Enhancing the security of memory in cloud infrastructure through in-phase change memory data randomisation

As a promising alternative to dynamic RAM, phase change memory (PCM) suffers from limited write endurance. Therefore, many research proposals on PCM security or reliability have focussed on the possible threat of wear-out attacks from malicious applications. However, it is also found that the non-volatile nature and the programming behaviour of PCM bring other security challenges to the memory system. The authors examine the potential risk of information leakage and theft in memory management for PCM-based cloud server or multitenant systems.
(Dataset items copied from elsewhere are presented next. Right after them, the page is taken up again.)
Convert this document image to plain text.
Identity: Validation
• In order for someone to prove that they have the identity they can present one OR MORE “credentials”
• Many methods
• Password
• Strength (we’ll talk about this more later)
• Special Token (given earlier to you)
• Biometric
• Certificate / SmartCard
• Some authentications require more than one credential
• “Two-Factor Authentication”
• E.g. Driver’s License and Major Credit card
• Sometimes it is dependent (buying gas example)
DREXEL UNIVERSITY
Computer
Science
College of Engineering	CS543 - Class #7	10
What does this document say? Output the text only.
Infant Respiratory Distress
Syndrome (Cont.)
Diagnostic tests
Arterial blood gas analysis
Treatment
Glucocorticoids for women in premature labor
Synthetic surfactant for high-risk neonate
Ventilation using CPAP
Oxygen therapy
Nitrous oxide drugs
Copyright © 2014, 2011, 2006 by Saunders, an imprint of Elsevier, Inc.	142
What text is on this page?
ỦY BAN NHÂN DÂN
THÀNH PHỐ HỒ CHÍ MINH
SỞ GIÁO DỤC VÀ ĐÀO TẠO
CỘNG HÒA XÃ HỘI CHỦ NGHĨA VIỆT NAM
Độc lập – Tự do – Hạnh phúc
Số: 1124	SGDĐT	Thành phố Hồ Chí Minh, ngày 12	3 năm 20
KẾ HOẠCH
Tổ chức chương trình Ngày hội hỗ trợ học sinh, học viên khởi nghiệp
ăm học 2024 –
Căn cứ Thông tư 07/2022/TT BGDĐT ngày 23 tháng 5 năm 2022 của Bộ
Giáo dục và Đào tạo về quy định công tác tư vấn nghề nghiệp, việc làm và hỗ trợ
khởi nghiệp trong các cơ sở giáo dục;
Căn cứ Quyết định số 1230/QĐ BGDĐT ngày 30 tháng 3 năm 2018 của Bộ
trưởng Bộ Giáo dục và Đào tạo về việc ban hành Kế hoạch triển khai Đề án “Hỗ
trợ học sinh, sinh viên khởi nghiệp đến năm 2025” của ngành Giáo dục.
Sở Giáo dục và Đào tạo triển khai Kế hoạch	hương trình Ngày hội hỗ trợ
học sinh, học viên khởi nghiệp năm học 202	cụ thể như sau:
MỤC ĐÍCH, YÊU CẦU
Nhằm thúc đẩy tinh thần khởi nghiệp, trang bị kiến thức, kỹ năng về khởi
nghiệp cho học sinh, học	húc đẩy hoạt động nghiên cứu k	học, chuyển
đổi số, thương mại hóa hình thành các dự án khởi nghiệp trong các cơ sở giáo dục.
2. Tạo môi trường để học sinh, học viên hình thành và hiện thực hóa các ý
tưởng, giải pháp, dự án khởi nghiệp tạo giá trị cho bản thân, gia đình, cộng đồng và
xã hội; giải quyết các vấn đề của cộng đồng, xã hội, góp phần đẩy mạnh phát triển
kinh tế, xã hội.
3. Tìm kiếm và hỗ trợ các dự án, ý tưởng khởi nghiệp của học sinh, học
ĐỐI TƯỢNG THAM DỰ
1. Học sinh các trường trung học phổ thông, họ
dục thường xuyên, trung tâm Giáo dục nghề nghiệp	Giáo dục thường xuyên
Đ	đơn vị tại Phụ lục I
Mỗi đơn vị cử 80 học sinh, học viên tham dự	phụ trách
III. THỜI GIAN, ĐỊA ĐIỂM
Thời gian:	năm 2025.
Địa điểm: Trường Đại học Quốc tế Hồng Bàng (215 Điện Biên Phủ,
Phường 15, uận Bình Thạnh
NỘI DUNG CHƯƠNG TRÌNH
By observing the influence of process variation (PV) on PCM cell programming, they propose a fast and efficient in-memory data obfuscation mechanism to defend against memory attacks or information leakage during page reallocation mandated by OS. With the capabilities of in-memory data randomisation, the proposed SecuRAM avoids the long write latency of PCM cells to erase the content, and achieves higher data initialisation efficiency than conventional software solutions. Second, the proposed SecuRAM also provides a novel solution of fast in-memory hardware fingerprinting and random number generation, which are common and essential security functions in encryption or access authentication to protect confidential memory data from attackers. Two novel techniques are proposed to generate signatures and random numbers: the first is based on partial programming, which works in the same way as bulk data randomisation; the second is loop-counting, which is an overhead-free method by reusing the cell programming mechanism in iterate-write PCM devices. Through evaluation, SecuRAM shows a much better performance and energy-efficiency than conventional measures for PCM memory.